Sunday, December 20, 2009

A New Approach to Climate Change Negotiations

Just six months ago, the Copenhagen Climate Change summit was being regarded as a key moment in history – the moment when world leaders would sign up to a new agreement which would begin the seriois work of reducing CO2 emissions and decarbonizing the global economy. Phrases like “a tipping point” and “a pivotal moment for mankinf” were commonly used to refer to the summit.

Noting that Copenhagen was meant to be the final stage of a two year process and that there had been many meetimgs of the parties in the two year negotiating period, the design of the Copenhagen process was intended to finalize a document, develop action plans and have world leaders sign up to the commitments made by their negotiators on the last day. The design was predicated on the idea, developed by the Danish hosts, that there was already alignment on the key principles, and a draft agreement was submitted early in the proceedings.

It soon became clear that it was a disaster. Of the two hundred and ten statements in the draft agreement, one hundred and ninety two were in dispute by the third day of the summit. After this, thing got worse rather than better. Unlike other summits, the G20 nations found that they were no longer in control of the agenda or the process. African states, small island states and the least developed countries stood up for themselves and challenged the basics of the agreement.

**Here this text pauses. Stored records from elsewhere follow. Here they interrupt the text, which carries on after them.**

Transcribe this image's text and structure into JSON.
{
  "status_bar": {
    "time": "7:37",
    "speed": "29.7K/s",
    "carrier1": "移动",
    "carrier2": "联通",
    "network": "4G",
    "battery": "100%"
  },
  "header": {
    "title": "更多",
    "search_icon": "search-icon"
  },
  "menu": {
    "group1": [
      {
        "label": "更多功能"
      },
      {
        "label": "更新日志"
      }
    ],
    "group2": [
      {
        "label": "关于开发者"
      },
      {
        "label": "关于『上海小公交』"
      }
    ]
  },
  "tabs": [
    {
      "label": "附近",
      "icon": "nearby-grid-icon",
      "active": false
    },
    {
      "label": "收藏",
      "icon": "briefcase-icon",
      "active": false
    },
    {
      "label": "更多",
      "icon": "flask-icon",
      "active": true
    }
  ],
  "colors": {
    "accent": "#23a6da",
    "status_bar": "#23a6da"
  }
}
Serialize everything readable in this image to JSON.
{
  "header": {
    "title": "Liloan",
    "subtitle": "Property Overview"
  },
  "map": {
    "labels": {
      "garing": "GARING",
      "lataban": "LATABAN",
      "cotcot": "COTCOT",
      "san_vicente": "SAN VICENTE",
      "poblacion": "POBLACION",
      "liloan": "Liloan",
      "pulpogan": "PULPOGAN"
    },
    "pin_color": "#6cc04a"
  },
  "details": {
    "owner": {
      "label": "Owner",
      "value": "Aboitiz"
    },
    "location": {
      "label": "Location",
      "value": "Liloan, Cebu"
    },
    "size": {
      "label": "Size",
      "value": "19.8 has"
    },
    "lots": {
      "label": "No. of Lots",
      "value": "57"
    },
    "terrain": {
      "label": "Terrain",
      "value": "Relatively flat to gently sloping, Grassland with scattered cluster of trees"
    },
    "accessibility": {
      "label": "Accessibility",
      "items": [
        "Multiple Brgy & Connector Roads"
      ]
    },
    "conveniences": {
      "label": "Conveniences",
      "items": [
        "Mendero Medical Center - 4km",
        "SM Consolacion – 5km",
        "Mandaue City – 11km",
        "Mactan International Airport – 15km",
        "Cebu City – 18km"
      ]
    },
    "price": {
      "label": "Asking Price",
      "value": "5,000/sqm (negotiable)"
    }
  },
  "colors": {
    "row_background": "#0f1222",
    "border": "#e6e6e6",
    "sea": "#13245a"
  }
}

They refused to be brow beated by powerful nations – they stood their ground. At one point, five competing draft agreements were ciculating and different factions were in or out of the process. Many seasoned journalists covering the summit made clear that they had never seen anything like it – chaos, confusion, despair.

At the end of the summit, amid more shambles and discord, the summit ended without an agreement. The agreement now been spun by some is in fact an agreement between five of the one hundred and ninety two nations present at the summit. These five nations – the worlds biggest polluters and South Africa – see the agreement as a statement of intent. It is not binding, not enforecable and has many conditions attached. The summit itself chose to note it rather than reject it – there was no possibility of acceptance.

So what now? As far as the UN is concerned, it is busy organizing the next summit for Mexico in December 2010. They will try again to secure an agreement on CO2 emission reductions, funds for developing nations, technology transfer and intellectual property and the verification and governance mechanisms required to enforce what they hope will be a legally binding agreement. Talks have failed, so let us have more talks is the mantra.

Others, like Bjorn Lomberg, the skeptial environmentalist, are suggesting that its is time to change the fundamental focus for negotiations. Rather than focus on a global, legally binding agreement on CO2 emisisions, he suggests that the focus should be on technology and mitigation efforts. Rather than live out the fantasy of “stopping climate change”, we should instead focus at the international level on dealing with the effects of climate change, whileat the same time reducing emissions through national and bilateral agreements. He is not saying “don’t cut emissions”, but rather he is promoting the idea that climate change is something that has to be managed through investments in innovative technology and adaptation.

This is an unpopular view, sincemany have bought the fantasy that action now can stop climate change. The religious belief in CO2 reduction as mankinds only chocie is now invested in so heavily, in more ways than one, that shifting the basis for the conversation is politically and economically difficult. Nonethless, it is what it needs to happen if the world is to make progress.